Bachelor Thesis, Anyla Berisha


University for Business and Technology, Faculty of Architecture
November 2014, Prishtine, Kosovo

Abstract

On the recorded conversations with the composer David Rosenboom (1947) on Mills College in
Oakland, California, Iannis Xenakis (1922-2001) explains that during the studies of music
attentions, a number of mechanisms lead our attention toward a particular image or experience.
In other words, when we need to remember a musical piece, firstly we remember the image
associate with this piece, so it doesn’t function alone, but it is connected to memories,
photographs, experiences or even architectonic images.
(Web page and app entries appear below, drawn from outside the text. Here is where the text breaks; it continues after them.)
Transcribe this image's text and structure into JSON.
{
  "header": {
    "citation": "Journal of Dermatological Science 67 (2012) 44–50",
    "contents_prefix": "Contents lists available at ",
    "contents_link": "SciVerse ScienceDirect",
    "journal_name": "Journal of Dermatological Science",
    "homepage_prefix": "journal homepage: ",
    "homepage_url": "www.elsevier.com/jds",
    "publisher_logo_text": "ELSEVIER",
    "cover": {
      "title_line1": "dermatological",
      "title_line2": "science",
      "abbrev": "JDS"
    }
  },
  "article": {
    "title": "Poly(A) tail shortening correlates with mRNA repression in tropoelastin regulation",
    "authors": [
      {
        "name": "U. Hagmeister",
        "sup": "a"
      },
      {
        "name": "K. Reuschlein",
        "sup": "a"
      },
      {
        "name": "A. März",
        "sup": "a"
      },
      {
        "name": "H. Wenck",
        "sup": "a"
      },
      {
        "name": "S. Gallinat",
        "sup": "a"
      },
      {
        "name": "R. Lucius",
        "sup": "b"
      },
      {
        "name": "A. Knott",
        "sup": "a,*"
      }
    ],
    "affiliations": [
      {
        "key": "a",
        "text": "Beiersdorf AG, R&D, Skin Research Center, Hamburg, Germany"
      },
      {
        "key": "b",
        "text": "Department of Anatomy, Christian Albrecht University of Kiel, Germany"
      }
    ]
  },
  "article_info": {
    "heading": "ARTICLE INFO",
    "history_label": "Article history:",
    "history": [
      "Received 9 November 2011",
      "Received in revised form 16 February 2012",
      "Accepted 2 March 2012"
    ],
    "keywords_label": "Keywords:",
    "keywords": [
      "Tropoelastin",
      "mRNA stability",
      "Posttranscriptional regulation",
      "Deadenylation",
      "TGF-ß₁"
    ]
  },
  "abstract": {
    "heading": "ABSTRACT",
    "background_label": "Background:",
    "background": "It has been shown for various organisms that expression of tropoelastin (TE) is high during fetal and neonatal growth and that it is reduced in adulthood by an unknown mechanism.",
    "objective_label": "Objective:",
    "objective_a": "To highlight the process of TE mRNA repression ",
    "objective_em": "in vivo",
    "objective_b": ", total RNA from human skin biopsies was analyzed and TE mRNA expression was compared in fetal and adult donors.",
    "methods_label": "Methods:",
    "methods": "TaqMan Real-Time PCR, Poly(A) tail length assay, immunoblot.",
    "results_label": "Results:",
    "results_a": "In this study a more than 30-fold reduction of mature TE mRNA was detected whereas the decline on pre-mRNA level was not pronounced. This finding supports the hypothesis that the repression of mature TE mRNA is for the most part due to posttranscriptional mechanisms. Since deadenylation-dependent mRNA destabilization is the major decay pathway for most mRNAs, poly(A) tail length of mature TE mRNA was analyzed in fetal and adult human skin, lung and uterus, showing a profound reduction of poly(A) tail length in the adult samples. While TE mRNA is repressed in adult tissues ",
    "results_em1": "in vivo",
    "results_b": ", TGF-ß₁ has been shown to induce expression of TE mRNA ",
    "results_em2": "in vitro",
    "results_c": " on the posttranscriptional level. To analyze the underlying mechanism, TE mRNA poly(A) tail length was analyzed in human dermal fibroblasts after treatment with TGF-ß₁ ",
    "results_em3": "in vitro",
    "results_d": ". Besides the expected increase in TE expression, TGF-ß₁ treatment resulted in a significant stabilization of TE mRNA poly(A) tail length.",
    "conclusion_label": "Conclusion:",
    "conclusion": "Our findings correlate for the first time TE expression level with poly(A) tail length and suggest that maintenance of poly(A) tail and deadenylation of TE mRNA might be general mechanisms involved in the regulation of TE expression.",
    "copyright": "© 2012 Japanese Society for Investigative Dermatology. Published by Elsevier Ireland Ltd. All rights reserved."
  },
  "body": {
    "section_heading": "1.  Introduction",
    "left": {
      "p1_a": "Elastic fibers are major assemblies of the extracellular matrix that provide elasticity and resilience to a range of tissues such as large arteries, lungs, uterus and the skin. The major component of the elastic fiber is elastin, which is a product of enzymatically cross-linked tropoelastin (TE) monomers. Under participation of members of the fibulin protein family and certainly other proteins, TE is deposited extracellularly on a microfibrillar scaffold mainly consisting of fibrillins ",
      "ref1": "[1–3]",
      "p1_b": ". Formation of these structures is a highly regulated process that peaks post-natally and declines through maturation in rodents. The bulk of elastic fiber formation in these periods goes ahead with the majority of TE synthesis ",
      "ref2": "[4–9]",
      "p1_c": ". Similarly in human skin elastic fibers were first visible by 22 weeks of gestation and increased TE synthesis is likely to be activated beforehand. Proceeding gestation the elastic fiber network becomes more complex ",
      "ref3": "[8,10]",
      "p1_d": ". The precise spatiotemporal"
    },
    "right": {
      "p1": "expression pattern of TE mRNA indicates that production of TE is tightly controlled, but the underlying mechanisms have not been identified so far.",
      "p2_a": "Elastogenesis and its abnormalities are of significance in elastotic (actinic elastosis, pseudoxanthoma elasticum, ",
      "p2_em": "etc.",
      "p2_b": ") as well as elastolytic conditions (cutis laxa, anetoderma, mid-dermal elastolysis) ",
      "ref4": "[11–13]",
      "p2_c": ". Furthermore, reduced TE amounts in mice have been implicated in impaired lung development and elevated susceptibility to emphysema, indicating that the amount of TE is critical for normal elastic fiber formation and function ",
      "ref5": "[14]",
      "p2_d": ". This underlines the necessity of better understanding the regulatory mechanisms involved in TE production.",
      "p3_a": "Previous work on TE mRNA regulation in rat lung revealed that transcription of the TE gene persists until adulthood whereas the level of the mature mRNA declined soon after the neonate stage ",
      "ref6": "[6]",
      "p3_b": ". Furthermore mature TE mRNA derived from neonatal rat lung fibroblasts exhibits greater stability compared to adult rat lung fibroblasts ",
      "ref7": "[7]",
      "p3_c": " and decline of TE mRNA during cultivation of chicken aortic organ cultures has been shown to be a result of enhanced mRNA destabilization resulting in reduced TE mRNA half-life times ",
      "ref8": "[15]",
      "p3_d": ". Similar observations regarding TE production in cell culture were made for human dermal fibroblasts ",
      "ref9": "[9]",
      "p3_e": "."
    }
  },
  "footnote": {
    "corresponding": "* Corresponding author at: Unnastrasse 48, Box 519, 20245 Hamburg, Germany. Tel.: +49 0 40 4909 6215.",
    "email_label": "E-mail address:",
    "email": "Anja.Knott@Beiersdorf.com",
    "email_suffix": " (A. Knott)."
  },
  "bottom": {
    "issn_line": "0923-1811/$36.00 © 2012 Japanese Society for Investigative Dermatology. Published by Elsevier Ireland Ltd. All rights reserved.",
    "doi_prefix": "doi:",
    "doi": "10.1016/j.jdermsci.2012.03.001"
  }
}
Through a brief historic review from pre-
historic to modern times, this research aims to give a proper understanding of connection
between music and architecture which as we will see later on, existed since the pre-historic times,
very often without even noticing. The “translation” of rhythmic partition, the possibility of creating
music from mathematic, which architecture suits the most different musical styles, where It ends
and when the other begins, how Architecture is initiated having the music as inspiration, how
music stars from a strongly emotional experience that architecture can offer, this study thesis
intends to make a brief chronological parallelism of the two fields through history, before stopping
at the objective of study: Philips Pavilion and its parameters of space construction using sound as
a key element toward space experience and architectural evocation. From Le Corbusier’s organic
shaped floor plans this structure “flows’ to the facade, roof, floor creating a continual hyperbolic
parabolic, designed until the slightest details by Iannis Xenakis, inspired by his very own
composition called “Metastasis” (1954). Audio Projections, acoustic experimentations under the
sounds of Edgar Varèse's “Poème Électronique” will lead the visitors into strangely new experience
new and visionary for the time. Philips Pavilions opens the doors for the rise of electronic music
and acoustic engineering but above all, it witness the connection between Music and Architecture.
How this connection has started, how It developed through times, what sort of sensations does It
evoke are the questions to be discussed further on.